‘Missing 43’ Students: Cartel Lieutenant Arrested in Mexico

AP Photo/Marco Ugarte
AP Photo/Marco Ugarte

Mexican authorities have announced the capture of a drug cartel lieutenant who allegedly served as the key players in the disappearance and likely murder of missing 43 students from the rural town of Ayotzinapa.

As reported by Breitbart Texas, cartel members and some municipal police officers allegedly kidnapped, executed, and incinerated 43 education students from the rural town of Ayotzinapa, Guerrero, last year.

This week, Mexico’s National Security Commission confirmed the arrest of Gildrado “El Gil” Lopez Astudillo, a top lieutenant with the Guerreros Unidos Cartel, who allegedly ordered the executions and the incineration of the bodies.El gil

The missing 43 students had hijacked four buses and headed to a protest where police forces fired at them and kidnapped them in the town of Iguala.
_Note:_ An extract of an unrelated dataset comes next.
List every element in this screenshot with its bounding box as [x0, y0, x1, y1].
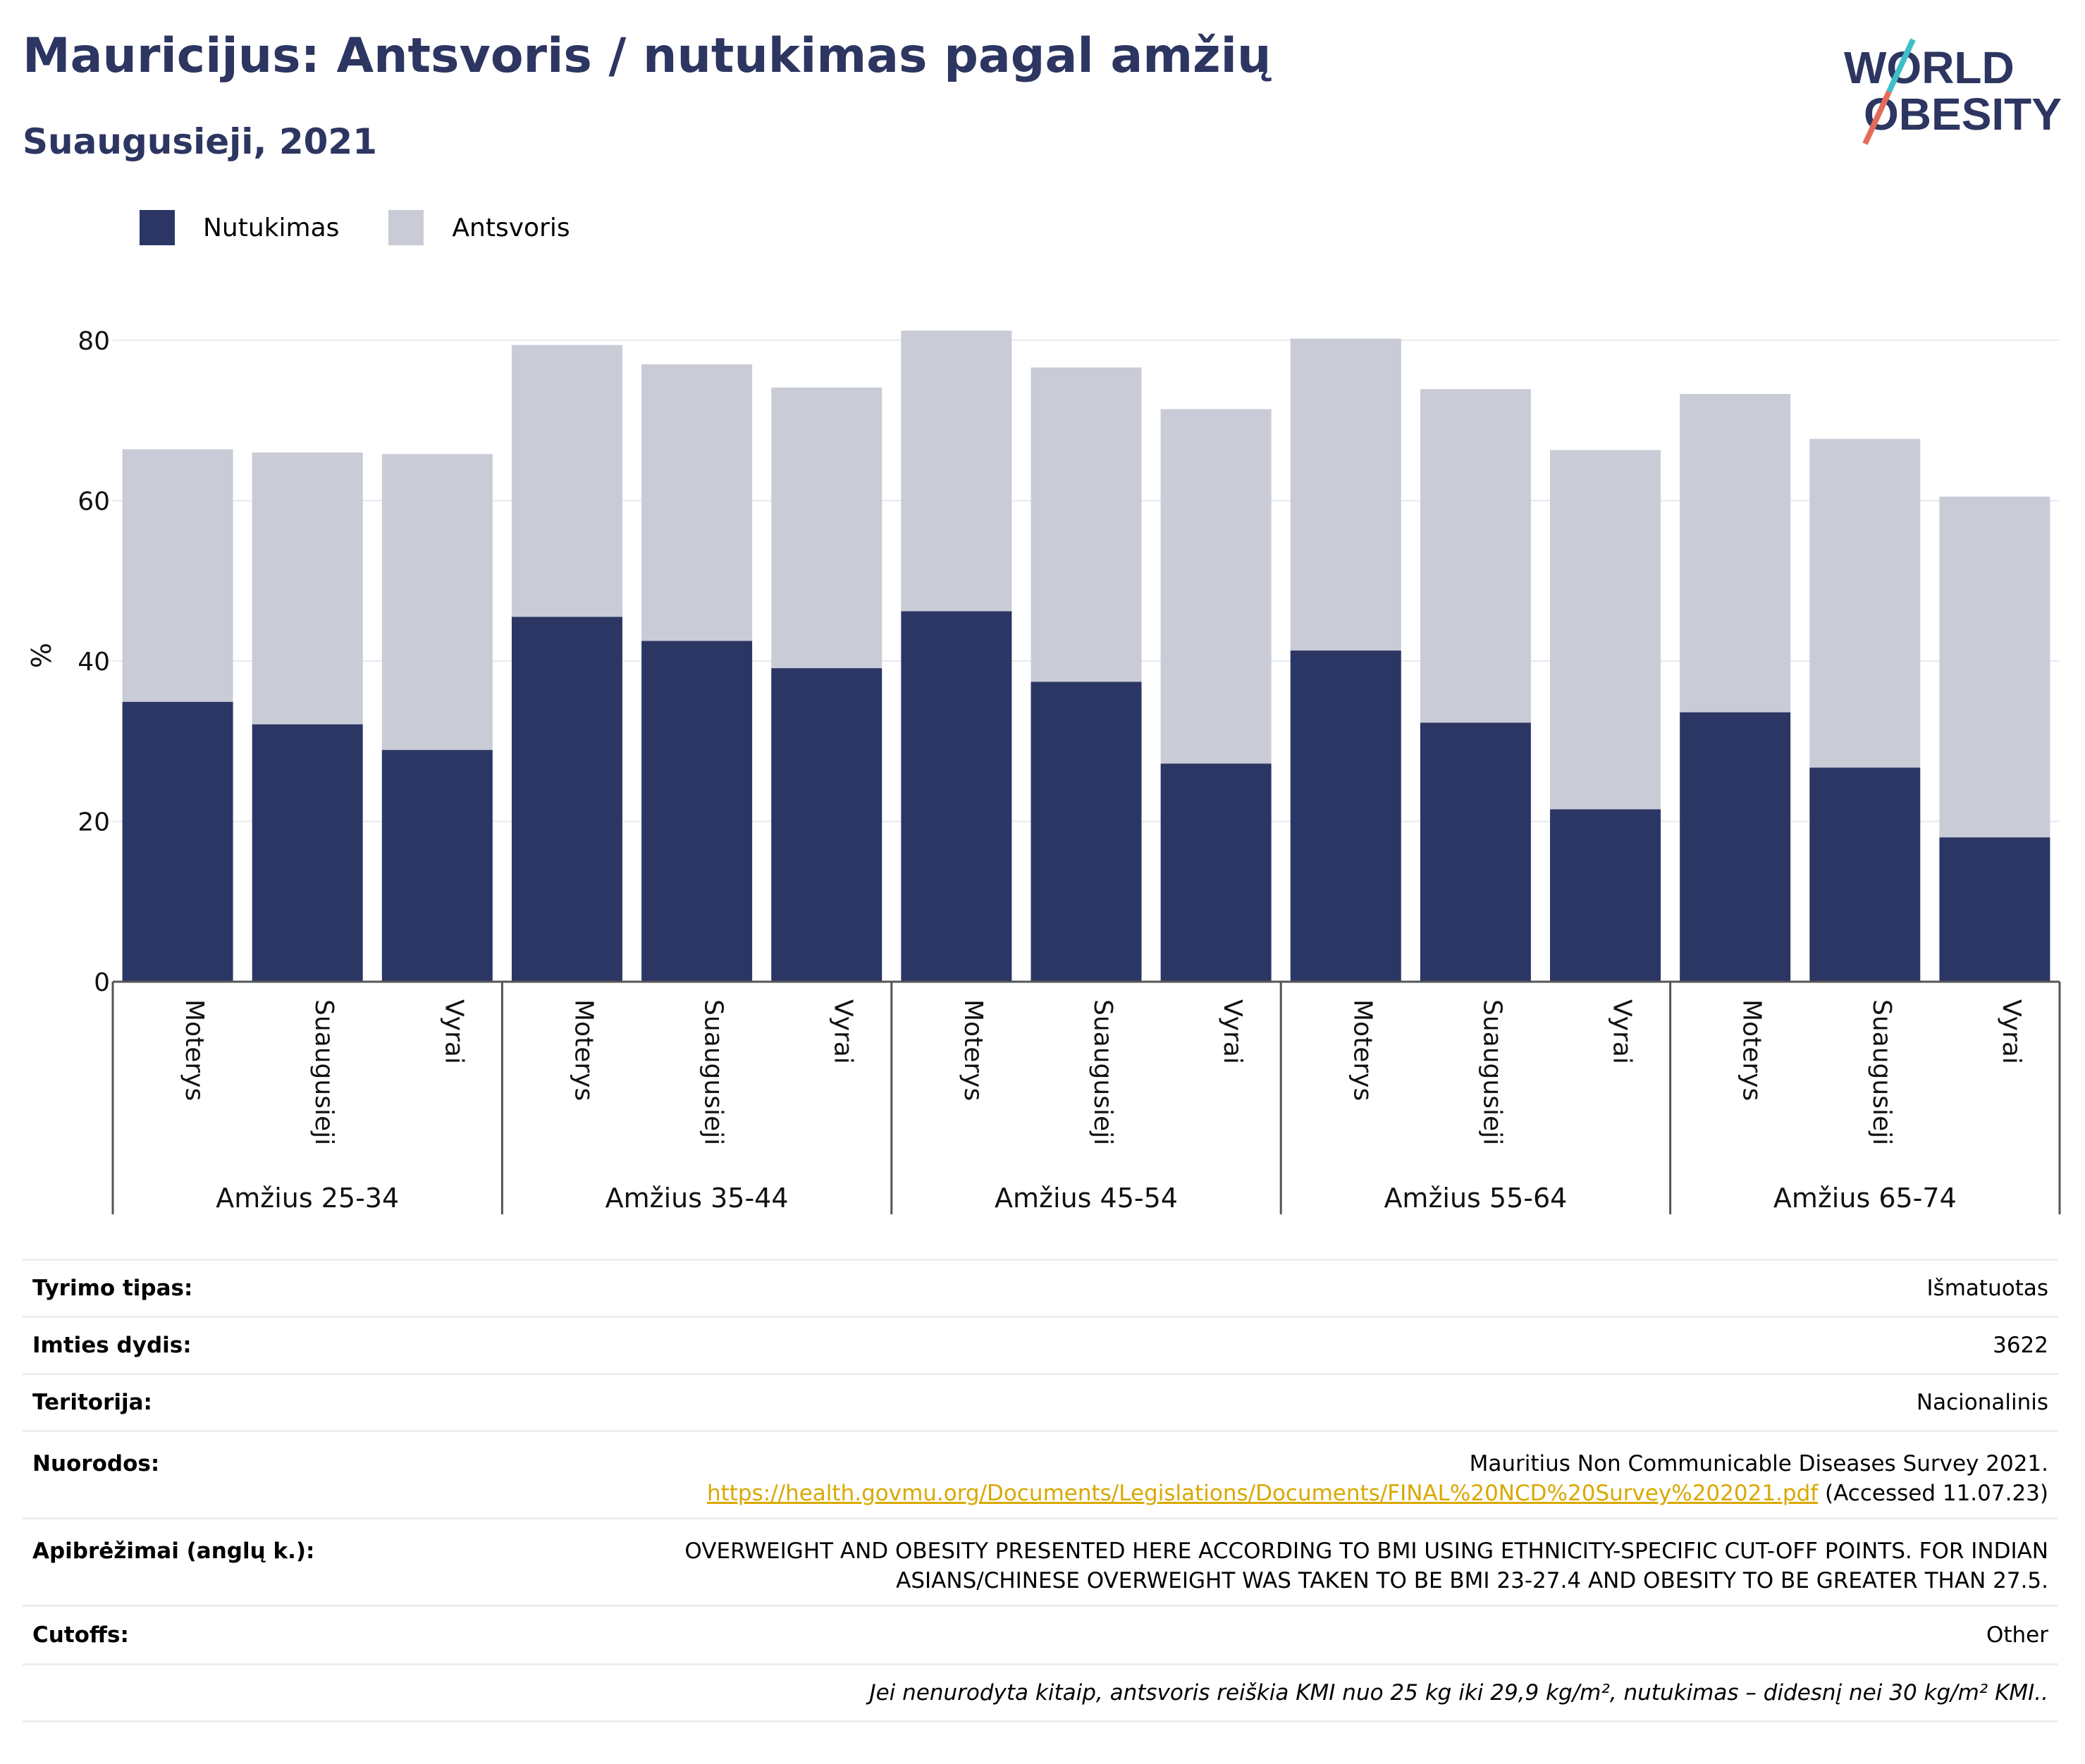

The students were then turned over to a local cartel called Guerreros Unidos. After killing them, the remains of the students had been allegedly incinerated in a landfill and then the ashes dumped in a local river.

The Mexican State of Guerrero has become a hotbed of violence as various cartels continue to fight for control of the poppy fields as well as drug distribution lines. Mexican officials have stated in the past that cartel members mistook the students for rival cartel members.

The case has garnered international attention and led to demonstrations all over Mexico, where some protesters claim that the federal government was behind the murders.

As reported by Breitbart Texas, the “official” version of events took a big hit when an independent team of foreign experts questioned its credibility by claiming that the evidence at the landfill didn’t match the account provided by the government.

The independent investigations have also raised the fact that there may have been a fifth hijacked bus and it may have been loaded with drugs, which the students unknowingly took.

According to the information released by the Mexican government, Lopez Astudillo led the cartel enforcement group in the towns of Iguala, where the students were kidnapped, and Cocula, the location of the landfill allegedly used to incinerate the students.

The arrest took place 11 months after the disappearance of the students when authorities tracked El Gil to an apartment in Taxco, Guerrero. He was captured with some weapons, Mexican authorities said.

The arrest of Lopez Astudillo could support the official account of events as to the students having been burned at the landfill by the cartel members. However, the cartel member could also disprove the official version if his statements end up being contrary to the “official” version of events.

So far more than 110 cartel members, municipal police officers, and even local politicians have been arrested in connection with the case.